You must then accept that the mass that is the result of the Big Bang moved outward from the center in all directions. This resulted in a three dimensional spatial sphere. If you problem is not being able to visualize a three dimensional sphere you are not alone. The lack of visualization does not change the way the universe is.

If you think the universe is geometrically flat then you must explain how the edges where able to move faster from the center of the BB to form a flat surface. That same surface must also be a three dimensional surface. You have not eliminated the three dimensional surface.

There is no problem with mass affecting the shape of the universe. All the mass of the universe moved out uniformly in all directions and only affected mass space in local areas. This is observed by the uniform distribution, over a large area, of objects in the sky. You note that I use the term mass space. Mass only affects the force of mass, gravity. Mass does not affect the electric force and the electric force does not affect mass. Therefore mass does not curve space it only curves space that affects mass.

>Another thing that's bugging me is, if the vacuum has density, then it should be subject to gravitational attraction, shouldn't it? I never heard anyone mention that though.<

The vacuum density, aether, or all prevailing medium APM. Or what ever you want to call it is not a mass construct. Just as the electric charge has a different force than mass. The APM is not required to have any force at all.

There is nothing wrong with an open universe. The universe will just fade away until all energy differentials are below the Planck level.

There is more problem with a closed universe. What happen to the idea of escape velocity?
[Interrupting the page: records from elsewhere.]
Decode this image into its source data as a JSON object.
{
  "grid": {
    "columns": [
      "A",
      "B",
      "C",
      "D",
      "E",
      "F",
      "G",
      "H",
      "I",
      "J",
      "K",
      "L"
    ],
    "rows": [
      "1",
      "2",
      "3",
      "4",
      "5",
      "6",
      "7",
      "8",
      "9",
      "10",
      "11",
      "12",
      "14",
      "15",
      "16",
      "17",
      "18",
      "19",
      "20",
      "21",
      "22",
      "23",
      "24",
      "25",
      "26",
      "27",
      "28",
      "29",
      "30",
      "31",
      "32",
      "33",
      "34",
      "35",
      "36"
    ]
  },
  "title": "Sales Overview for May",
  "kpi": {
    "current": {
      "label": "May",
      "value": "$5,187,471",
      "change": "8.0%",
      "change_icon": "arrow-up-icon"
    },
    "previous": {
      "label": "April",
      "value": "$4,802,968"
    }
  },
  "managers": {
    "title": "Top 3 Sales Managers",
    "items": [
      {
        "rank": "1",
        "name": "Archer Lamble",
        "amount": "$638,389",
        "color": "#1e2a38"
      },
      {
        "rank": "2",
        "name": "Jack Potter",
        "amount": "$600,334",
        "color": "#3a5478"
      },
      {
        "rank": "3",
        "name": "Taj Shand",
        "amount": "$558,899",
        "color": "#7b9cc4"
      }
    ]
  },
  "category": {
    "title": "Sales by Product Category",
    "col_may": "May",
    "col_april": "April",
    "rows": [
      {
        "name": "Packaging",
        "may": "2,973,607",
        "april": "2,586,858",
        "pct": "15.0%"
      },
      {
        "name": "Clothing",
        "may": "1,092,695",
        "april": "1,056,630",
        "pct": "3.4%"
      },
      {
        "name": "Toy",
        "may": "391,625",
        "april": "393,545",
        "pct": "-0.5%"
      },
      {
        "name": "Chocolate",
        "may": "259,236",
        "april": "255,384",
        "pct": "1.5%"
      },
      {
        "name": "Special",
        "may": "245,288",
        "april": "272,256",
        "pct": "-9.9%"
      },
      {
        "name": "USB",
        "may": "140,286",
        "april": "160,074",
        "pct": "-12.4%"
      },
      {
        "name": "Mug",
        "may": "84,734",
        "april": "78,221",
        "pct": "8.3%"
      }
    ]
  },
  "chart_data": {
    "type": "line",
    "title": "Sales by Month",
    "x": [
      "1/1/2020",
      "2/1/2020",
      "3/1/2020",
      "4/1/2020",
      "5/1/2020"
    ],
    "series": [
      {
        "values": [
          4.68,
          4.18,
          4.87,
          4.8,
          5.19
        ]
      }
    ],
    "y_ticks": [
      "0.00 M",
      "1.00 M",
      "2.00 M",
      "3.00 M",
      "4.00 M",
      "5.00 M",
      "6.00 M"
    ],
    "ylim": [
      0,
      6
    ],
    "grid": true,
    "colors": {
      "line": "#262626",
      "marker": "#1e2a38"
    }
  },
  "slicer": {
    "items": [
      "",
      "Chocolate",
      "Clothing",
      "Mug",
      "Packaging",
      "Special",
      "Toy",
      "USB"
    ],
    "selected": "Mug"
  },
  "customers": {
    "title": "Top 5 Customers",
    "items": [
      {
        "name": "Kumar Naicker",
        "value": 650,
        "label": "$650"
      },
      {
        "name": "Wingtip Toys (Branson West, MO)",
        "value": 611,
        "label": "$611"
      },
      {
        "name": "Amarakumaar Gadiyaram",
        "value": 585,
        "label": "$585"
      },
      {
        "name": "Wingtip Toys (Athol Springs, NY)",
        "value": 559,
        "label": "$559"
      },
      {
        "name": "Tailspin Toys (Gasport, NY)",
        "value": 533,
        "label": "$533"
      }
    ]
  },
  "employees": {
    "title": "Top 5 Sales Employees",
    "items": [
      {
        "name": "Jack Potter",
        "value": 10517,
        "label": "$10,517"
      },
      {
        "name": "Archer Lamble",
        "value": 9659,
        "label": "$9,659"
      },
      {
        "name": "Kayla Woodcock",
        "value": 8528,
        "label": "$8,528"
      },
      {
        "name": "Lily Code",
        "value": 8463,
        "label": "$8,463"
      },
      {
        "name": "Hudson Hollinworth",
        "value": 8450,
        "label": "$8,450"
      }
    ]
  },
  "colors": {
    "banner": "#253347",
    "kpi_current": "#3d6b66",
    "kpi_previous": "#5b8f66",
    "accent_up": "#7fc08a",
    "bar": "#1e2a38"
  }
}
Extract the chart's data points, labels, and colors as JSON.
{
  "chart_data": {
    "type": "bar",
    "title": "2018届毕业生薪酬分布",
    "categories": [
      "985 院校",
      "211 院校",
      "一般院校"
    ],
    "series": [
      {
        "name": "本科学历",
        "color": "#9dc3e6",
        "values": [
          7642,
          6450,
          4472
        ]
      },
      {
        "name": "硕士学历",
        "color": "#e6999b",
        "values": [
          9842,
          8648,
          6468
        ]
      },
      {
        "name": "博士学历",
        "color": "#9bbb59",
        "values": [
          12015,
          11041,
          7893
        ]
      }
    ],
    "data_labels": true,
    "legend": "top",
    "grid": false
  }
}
The force of gravity decreases a square, as the increase of expansion is linear.

12. Aug 23, 2004

### marcus

the run of mill working cosmologists think it is absolutely flat or just slightly positive curvature

with your equations you are basically saying
Is the actual density (including cosm. const Lambda) bigger than or equal to or less than the critical density?

the customary thing for cosmologists is not to take the difference in the densities and say is it positive zero or negative but to take the ratio
of
real-rho divided by critical-rho
and call that ratio Omega
and then ask is Omega bigger than 1 or just exactly equal 1 or less.

(you can see it is different way of saying same thing)

and then the WMAP data is saying so far that
Omega = 1.02 +/- 0.02

do you want a link to the WMAP report?

so you can see it is not conclusive. Omega could be exactly 1, or it might be slightly bigger. (spatial flatness or slight positive curvature)

13. Aug 23, 2004

### kurious

What were the chances of that happening ( 1.02 +- 0.02) ?
Unlucky if you like a clear outcome.

14. Aug 24, 2004

### sol2

The 3D Universe

Open ($$\omega$$<1) Hyperbolic geometry

Flat (($$\omega$$=1) Euclidean geometry

Closed ($$\omega$$>1) Spherical geometry

Last edited: Aug 24, 2004
15. Aug 24, 2004

### Chronos

I think omega is exactly 1. Observational evidence leans toward a slightly larger value [e.g., an open universe], but, if you apply thermodynamic laws to the universe as a whole [blackbody], 1 is the only result that is consistent with both thermodynamics and relativity, as far as I can see.

16. Aug 24, 2004

### sol2

If one wants to understand what has happened in the early universe, and the dynamical changes that this universe has gone through, what would have been appropriately considered as I said in the temperatures values?

What and how can we geometrically realize the process unfolding, is given by example currently in how we percieve the information in Gamma ray detection of these bursts?

Question then would be raised as to what shape the universe was in the begining, and what have we realized today? This transformative change is very simplistic in its consideration.